Jeez, I don't even have a position on health care and I'm astonished but the lunacy on the right. People screaming about death panels and government-imposed health plans and whatnot. I'd like to see an intelligent discussion of it. I could honestly go either way. But when one side consistently shows up in clown shoes, shrieking about the antichrist and socialism and death trains with shackles...and now with 100% more guns...well, call me a partisan hack, but I get real sympathetic with the other guys, who, confused though they might be, are actually talking about policy, sticking largely to the facts and acting like human beings.

And as for the 2000 election:
See, though folks on your side are always waving the flag, I really do love this country, and I really do think it's something special. And I really do think it is--or usually is--a democracy. And I really won't forgive people for stealing an election and making a mockery of that. I wouldn't forgive either party. Any party that did such a thing would make, in me, an enemy for life.

So you get over it if you want. But as my people say: hell no ain't fergittin'.

I really believe all that stuff about the grandeur of America. You can call that naive or stupid or whatever if you want, but I don't see it changing any time soon.The GOP make a mockery of American democracy. And for that, f*** those SOBs.

9:30 PM  
Anonymous Anonymous said...

I've got to chime in in partial defense of TVD today.
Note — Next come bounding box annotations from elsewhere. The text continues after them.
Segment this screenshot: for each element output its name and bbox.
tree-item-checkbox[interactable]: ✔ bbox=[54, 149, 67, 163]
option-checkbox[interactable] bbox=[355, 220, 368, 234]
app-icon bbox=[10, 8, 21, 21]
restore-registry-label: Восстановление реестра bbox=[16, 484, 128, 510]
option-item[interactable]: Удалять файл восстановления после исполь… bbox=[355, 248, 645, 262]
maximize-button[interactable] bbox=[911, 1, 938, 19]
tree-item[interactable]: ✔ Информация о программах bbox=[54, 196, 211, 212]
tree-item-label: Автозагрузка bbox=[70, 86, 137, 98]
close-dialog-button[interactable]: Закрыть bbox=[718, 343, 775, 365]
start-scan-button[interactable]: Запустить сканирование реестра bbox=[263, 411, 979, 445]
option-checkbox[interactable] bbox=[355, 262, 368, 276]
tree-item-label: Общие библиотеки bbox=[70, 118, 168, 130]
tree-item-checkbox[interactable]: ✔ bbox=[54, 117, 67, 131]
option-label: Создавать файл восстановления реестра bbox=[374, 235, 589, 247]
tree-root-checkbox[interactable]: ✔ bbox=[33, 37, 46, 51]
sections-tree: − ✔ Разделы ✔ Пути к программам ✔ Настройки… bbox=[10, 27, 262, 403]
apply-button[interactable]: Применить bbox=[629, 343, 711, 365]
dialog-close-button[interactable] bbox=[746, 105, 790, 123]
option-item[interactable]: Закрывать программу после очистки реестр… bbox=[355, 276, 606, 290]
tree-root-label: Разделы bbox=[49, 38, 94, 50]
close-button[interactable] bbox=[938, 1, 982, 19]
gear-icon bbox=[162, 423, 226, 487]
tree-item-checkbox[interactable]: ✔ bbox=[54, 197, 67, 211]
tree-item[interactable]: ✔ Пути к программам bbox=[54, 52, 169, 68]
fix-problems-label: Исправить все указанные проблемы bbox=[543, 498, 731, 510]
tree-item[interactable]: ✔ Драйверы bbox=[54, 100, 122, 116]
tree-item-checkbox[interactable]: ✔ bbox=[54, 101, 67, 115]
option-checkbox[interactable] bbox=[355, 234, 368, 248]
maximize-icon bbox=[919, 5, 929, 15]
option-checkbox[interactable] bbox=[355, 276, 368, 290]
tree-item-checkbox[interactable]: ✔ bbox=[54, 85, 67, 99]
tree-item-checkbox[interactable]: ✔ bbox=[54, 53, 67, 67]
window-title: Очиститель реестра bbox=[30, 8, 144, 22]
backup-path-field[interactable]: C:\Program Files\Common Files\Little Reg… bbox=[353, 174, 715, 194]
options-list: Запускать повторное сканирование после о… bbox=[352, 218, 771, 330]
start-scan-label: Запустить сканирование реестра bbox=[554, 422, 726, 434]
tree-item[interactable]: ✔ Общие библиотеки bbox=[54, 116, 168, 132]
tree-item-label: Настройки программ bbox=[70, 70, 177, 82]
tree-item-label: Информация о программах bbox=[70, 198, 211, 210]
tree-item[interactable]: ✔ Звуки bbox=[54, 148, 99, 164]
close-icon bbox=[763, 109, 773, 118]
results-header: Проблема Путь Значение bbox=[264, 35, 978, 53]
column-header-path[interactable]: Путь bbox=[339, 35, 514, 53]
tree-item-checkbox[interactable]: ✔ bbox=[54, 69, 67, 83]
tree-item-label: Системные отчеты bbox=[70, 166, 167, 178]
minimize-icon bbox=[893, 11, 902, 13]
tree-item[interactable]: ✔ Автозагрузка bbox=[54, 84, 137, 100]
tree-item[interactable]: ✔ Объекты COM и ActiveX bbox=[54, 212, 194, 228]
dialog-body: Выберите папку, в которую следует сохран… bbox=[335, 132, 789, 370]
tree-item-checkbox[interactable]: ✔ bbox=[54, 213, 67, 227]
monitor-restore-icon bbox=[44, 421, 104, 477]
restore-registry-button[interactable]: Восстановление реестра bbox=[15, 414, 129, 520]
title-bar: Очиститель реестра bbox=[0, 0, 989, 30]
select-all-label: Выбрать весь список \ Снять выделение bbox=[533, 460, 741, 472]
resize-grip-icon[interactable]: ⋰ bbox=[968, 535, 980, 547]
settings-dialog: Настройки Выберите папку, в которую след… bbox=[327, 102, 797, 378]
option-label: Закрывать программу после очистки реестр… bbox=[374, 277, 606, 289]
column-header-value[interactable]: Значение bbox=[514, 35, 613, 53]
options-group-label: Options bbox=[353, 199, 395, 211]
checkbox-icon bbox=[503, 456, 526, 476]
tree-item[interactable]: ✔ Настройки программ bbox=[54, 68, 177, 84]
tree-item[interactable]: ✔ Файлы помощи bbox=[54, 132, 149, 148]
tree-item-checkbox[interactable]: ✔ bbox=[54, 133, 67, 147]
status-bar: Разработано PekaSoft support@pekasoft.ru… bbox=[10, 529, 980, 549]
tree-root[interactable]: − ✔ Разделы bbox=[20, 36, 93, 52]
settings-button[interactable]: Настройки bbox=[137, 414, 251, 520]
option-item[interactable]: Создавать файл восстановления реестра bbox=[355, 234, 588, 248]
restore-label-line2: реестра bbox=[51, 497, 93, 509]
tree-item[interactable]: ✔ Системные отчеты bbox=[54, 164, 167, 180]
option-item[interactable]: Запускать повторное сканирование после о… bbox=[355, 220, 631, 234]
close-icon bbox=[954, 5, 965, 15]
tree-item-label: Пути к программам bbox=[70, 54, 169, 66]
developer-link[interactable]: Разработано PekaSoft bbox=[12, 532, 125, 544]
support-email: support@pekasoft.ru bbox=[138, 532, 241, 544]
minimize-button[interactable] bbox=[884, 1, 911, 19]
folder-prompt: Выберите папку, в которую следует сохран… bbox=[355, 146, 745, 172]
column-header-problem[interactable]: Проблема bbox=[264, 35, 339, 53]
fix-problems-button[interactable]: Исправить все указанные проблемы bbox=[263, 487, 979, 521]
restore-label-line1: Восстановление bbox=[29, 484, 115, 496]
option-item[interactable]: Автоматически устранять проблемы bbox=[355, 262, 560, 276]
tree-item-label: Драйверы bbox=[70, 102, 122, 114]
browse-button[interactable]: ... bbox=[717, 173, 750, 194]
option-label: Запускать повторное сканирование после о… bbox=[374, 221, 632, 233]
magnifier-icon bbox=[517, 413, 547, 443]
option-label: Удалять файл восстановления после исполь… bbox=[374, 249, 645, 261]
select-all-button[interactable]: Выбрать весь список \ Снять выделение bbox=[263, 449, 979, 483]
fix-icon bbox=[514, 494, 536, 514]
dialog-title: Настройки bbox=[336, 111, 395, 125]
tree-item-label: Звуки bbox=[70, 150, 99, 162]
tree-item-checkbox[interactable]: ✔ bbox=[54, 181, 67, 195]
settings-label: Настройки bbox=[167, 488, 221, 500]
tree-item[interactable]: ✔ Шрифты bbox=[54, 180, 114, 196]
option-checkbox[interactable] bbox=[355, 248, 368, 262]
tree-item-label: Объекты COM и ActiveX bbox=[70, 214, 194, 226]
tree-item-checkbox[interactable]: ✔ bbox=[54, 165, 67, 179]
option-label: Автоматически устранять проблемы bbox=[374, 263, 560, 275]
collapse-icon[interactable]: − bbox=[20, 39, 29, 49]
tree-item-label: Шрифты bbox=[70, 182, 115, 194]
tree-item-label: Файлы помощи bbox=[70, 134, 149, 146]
Consider the existential questions of the previous presidency:

* should we continue to pump up housing prices despite the rest of the economy being soft?
* Should we invade Iraq?
* "" When we haven't finished off AlQ?
* Should we cut taxes despite strong evidence that we're going to go into huge deficit?
* Should we bail out AIG, and by extension (government uninsured!) investment banks (IE Goldman Sachs)?
etc, etc, etc.

Obama's only been in office for a few months, and he's already made one of the same mistakes. And he's put someone in charge of treasury who has a huge conflict of interest with, yes, Goldman Sachs--who immediately reinvested their windfall by giving big bonuses. Trickle-down, baby!